E sempre sui social replica il Ministro Luigi Di Maio che torna ad accendere i riflettori sul taglio delle poltrone.  “Nessun problema ad andare al voto. Anzi, dopo quel che è successo ci corriamo alle urne” scrive, e aggiunge:  Ogni parlamentare di media prende tra i 12 e i 15 mila euro al mese. Praticamente lo stipendio che una persona normale guadagna in un anno. Solo che i comuni mortali devono pagarci sopra pure le tasse, mentre i parlamentari nemmeno quelle. Io voglio andare a votare un Parlamento con 345 poltrone in meno”. 

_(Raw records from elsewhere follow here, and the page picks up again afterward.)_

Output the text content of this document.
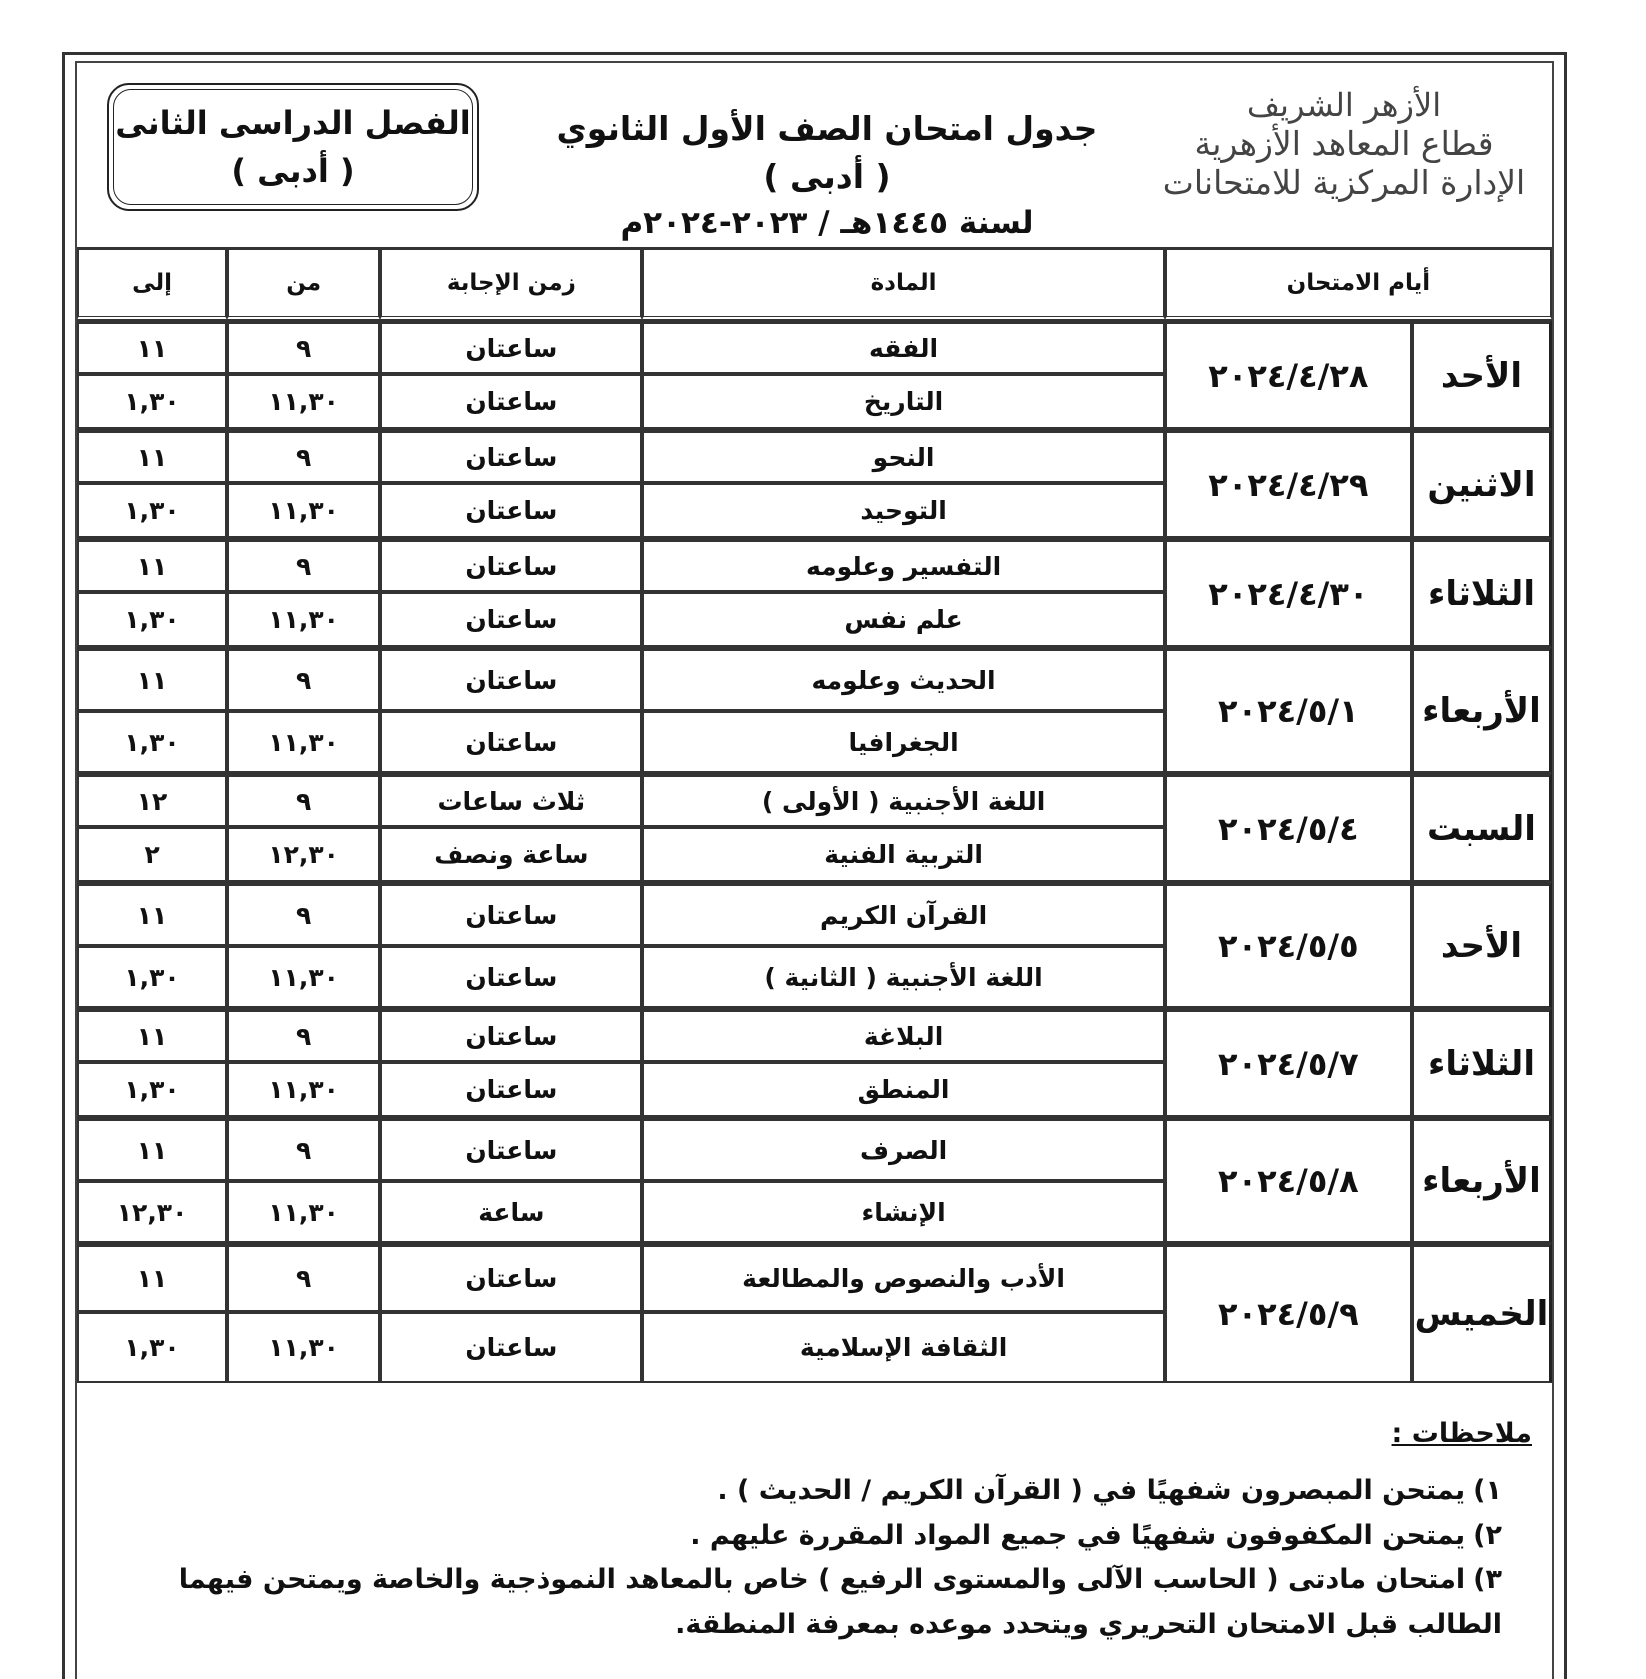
الأزهر الشريف
قطاع المعاهد الأزهرية
الإدارة المركزية للامتحانات
جدول امتحان الصف الأول الثانوي ( أدبى )
لسنة ١٤٤٥هـ / ٢٠٢٣-٢٠٢٤م
الفصل الدراسى الثانى
( أدبى )
أيام الامتحان		المادة	زمن الإجابة	من	إلى
الأحد	٢٠٢٤/٤/٢٨	الفقه	ساعتان	٩	١١
		التاريخ	ساعتان	١١,٣٠	١,٣٠
الاثنين	٢٠٢٤/٤/٢٩	النحو	ساعتان	٩	١١
		التوحيد	ساعتان	١١,٣٠	١,٣٠
الثلاثاء	٢٠٢٤/٤/٣٠	التفسير وعلومه	ساعتان	٩	١١
		علم نفس	ساعتان	١١,٣٠	١,٣٠
الأربعاء	٢٠٢٤/٥/١	الحديث وعلومه	ساعتان	٩	١١
		الجغرافيا	ساعتان	١١,٣٠	١,٣٠
السبت	٢٠٢٤/٥/٤	اللغة الأجنبية ( الأولى )	ثلاث ساعات	٩	١٢
		التربية الفنية	ساعة ونصف	١٢,٣٠	٢
الأحد	٢٠٢٤/٥/٥	القرآن الكريم	ساعتان	٩	١١
		اللغة الأجنبية ( الثانية )	ساعتان	١١,٣٠	١,٣٠
الثلاثاء	٢٠٢٤/٥/٧	البلاغة	ساعتان	٩	١١
		المنطق	ساعتان	١١,٣٠	١,٣٠
الأربعاء	٢٠٢٤/٥/٨	الصرف	ساعتان	٩	١١
		الإنشاء	ساعة	١١,٣٠	١٢,٣٠
الخميس	٢٠٢٤/٥/٩	الأدب والنصوص والمطالعة	ساعتان	٩	١١
		الثقافة الإسلامية	ساعتان	١١,٣٠	١,٣٠
ملاحظات :
١)يمتحن المبصرون شفهيًا في ( القرآن الكريم / الحديث ) .
٢)يمتحن المكفوفون شفهيًا في جميع المواد المقررة عليهم .
٣)امتحان مادتى ( الحاسب الآلى والمستوى الرفيع ) خاص بالمعاهد النموذجية والخاصة ويمتحن فيهما الطالب قبل الامتحان التحريري ويتحدد موعده بمعرفة المنطقة.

Nelle prossime ore, comunque, non dovrebbe essere previsto nessun incontro al Quirinale tra il Premier Conte e il Presidente della Repubblica Mattarella. Sembrano invece vicine le consultazioni lampo per giungere al “Governo elettorale”, volto a condurre il Paese alle urne, presumibilmente in autunno. 

E tra ipotesi e domande, una cosa è certa: la risposta dei mercati, con lo Spread volato a 236,9 punti e la borsa di Milano in rosso, trascinata dai titoli bancari.